性器に尖ったイボが!?もしかして尖圭コンジローマかも!

2019年11月13日

身体のあちこちにいろいろな種類のイボが発生するのは、日常的によく遭遇するところといえます。紫外線や慢性的な衣類による刺激やウイルス感染など、原因は多彩です。とりわけ男性器に多く発生するイボは性感染症の一種、尖圭コンジローマの可能性があります。尖圭コンジローマとはヒトパピローマウイルス感染を原因に発生する多発性のイボのことです。女性器にも発症しますが、男性器の亀頭部分や冠状溝や陰嚢などに好発する傾向がみられます。他の部位に出来るイボとは際立って異なる特徴をもっており、表面はざらついてとげとげしい印象を与えます。
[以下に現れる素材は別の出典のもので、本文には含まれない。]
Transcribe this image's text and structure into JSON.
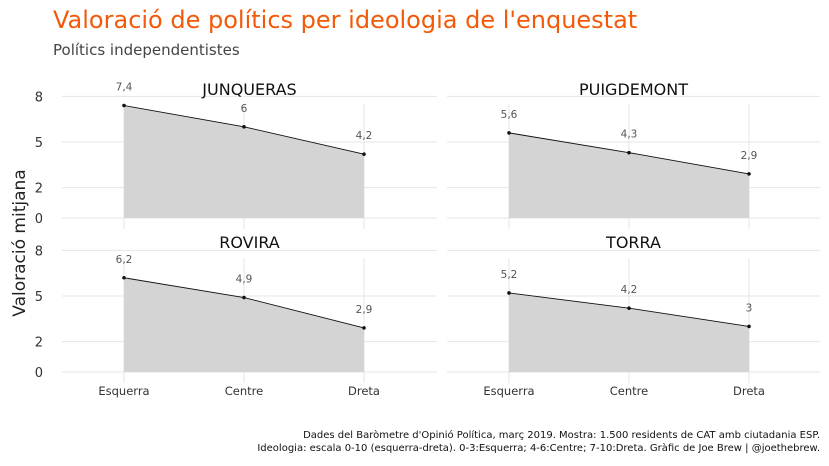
{
  "title": "Valoració de polítics per ideologia de l'enquestat",
  "subtitle": "Polítics independentistes",
  "caption": {
    "line1": "Dades del Baròmetre d'Opinió Política, març 2019. Mostra: 1.500 residents de CAT amb ciutadania ESP.",
    "line2": "Ideologia: escala 0-10 (esquerra-dreta). 0-3:Esquerra; 4-6:Centre; 7-10:Dreta. Gràfic de Joe Brew | @joethebrew."
  },
  "colors": {
    "title": "#f25a0a",
    "area_fill": "#d4d4d4",
    "line": "#111111",
    "grid": "#e6e6e6",
    "label": "#555555"
  },
  "chart_data": {
    "type": "area",
    "ylabel": "Valoració mitjana",
    "xlabel": "",
    "categories": [
      "Esquerra",
      "Centre",
      "Dreta"
    ],
    "yticks": [
      0,
      2,
      5,
      8
    ],
    "ylim": [
      0,
      9
    ],
    "facets": [
      {
        "name": "JUNQUERAS",
        "values": [
          7.4,
          6.0,
          4.2
        ],
        "labels": [
          "7,4",
          "6",
          "4,2"
        ]
      },
      {
        "name": "PUIGDEMONT",
        "values": [
          5.6,
          4.3,
          2.9
        ],
        "labels": [
          "5,6",
          "4,3",
          "2,9"
        ]
      },
      {
        "name": "ROVIRA",
        "values": [
          6.2,
          4.9,
          2.9
        ],
        "labels": [
          "6,2",
          "4,9",
          "2,9"
        ]
      },
      {
        "name": "TORRA",
        "values": [
          5.2,
          4.2,
          3.0
        ],
        "labels": [
          "5,2",
          "4,2",
          "3"
        ]
      }
    ]
  }
}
外見はピンク色か褐色がかった色まで多彩ですが、イボ同士が凝集するように成長し、ニワトリの鶏冠やさらにサイズが大きくなるとカリフラワーのような様相を呈することもあります。特徴的な外観をもっているので比較的診断は容易ですが、自覚症状に乏しく見た目のサイズのわりには、軽いかゆみや疼痛などの軽い症状にとどまっていることも珍しくないようです。まれに自然治癒しますが、放置しておけば成長を続けるのが一般的経過なので、何らかの治療を行うことが必要です。腫瘍のサイズが大きく状態の悪化が想定される場合は、外科的に切除する手術やCO2レーザー照射などの治療が選択される場合があります。外科的に切除すれば肉眼的に確認できるイボなどは取り除くことが出来ますが、原因がウイルスなだけに手術をしても高確率で再発する傾向がみられます。尖圭コンジローマのサイズが大きい場合はガン化など悪化する懸念があるので、手術を実施するのはやむを得ない側面があります。しかし尖圭コンジローマ病変部がさほど酷くない状況なら薬物を利用して効果的にコントロールする方法もあります。尖圭コンジローマの外用薬として使用されているのが、ベセルナクリームになります。ベセルナクリームは有効成分にイミキモドを含んでいるので、イミキアドクリームの別名もあるほどです。イミキモドには塗布した部分の免疫機能を活性化する作用を持っているので、尖圭コンジローマの原因ウイルスの増殖を抑制する効果を持っています。イミキアドクリームのベセルナクリームは、副作用のリスクに留意する必要があります。人工的に塗布部位に炎症を引きこすように作用するので、患部以外に塗ると発赤や赤みなどの副作用のリスクが高くなります。使用法も通常の軟膏とは異なるので、使用法は順守することが必須です。